Quick Practice (with hints)

  1. Concept: Give two reasons a DBMS needs a buffer manager.
    Hint: amortize seek/rotation, reuse hot pages, reduce random I/O.
  2. Geometry: Define a cylinder and explain why it matters for layout.
    Hint: contiguous tracks at same radius → no seek between surfaces.
  3. Timing: A 7200-RPM disk, 16 KB block, average seek 6.5 ms, gaps = 10% of track. Estimate average access time for a random block.
    Sketch: 6.5 ms (seek) + 4.16 ms (rotation) + ~0.13 ms (transfer).
  4. Megatron: Why are brute-force joins unacceptable at scale, and which join would you prefer?
    Hint: quadratic pairings; consider hash-join (I/O-friendly) or sort-merge.
  5. Security: Why is file-level protection too coarse?
    Hint: need per-relation/attribute privileges and views.

Mini Cheat-Sheet (drop on your formula page)

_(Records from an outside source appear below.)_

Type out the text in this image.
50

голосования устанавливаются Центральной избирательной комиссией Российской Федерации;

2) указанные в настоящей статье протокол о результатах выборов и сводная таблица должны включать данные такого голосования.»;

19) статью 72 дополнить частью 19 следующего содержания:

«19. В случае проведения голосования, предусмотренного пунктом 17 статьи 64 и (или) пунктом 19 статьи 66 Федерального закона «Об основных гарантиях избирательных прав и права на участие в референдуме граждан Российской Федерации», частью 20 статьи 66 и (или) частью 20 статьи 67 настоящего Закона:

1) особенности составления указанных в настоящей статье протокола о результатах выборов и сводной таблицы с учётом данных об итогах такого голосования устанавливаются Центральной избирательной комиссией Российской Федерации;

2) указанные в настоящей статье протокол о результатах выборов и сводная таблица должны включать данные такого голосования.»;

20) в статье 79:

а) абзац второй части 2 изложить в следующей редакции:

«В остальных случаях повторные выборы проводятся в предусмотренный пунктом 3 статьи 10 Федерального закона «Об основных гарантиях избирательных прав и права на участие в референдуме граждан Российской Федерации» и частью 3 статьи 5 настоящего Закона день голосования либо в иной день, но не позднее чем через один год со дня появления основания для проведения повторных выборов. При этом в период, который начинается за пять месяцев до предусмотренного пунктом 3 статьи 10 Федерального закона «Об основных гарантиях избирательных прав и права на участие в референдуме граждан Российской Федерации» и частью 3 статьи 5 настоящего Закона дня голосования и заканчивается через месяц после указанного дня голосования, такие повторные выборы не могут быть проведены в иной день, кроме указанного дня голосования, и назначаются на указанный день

  • Rotational delay (avg) = ½ rotation = (60 / RPM) / 2 seconds
  • Transfer time ≈ (block degrees / 360°) × rotation time (account for gaps)
  • Random seek (avg) often modeled ≈ c + k·(N/3) for N cylinders
  • Total access ≈ seek + rotational + transfer (+ any verify/write cost)
  • I/O model: count disk block transfers; CPU time during transfer ≈ negligible

Self-Check: Fixing “Megatron”

Problem → Fix

  • Rigid tuples → Slotted pages, schema-aware storage
  • Full scans → B+-tree / hash indexes
  • No buffering → Buffer manager with replacement (LRU/Clock)
  • No concurrency → 2PL / MVCC
  • No recovery → Write-ahead logging, checkpoints
  • Coarse security → GRANT/REVOKE, views, column-level ACLs
Exam tip: When asked to “improve” a toy DBMS, map each symptom to a standard DBMS component and briefly state how it reduces I/O or prevents anomalies.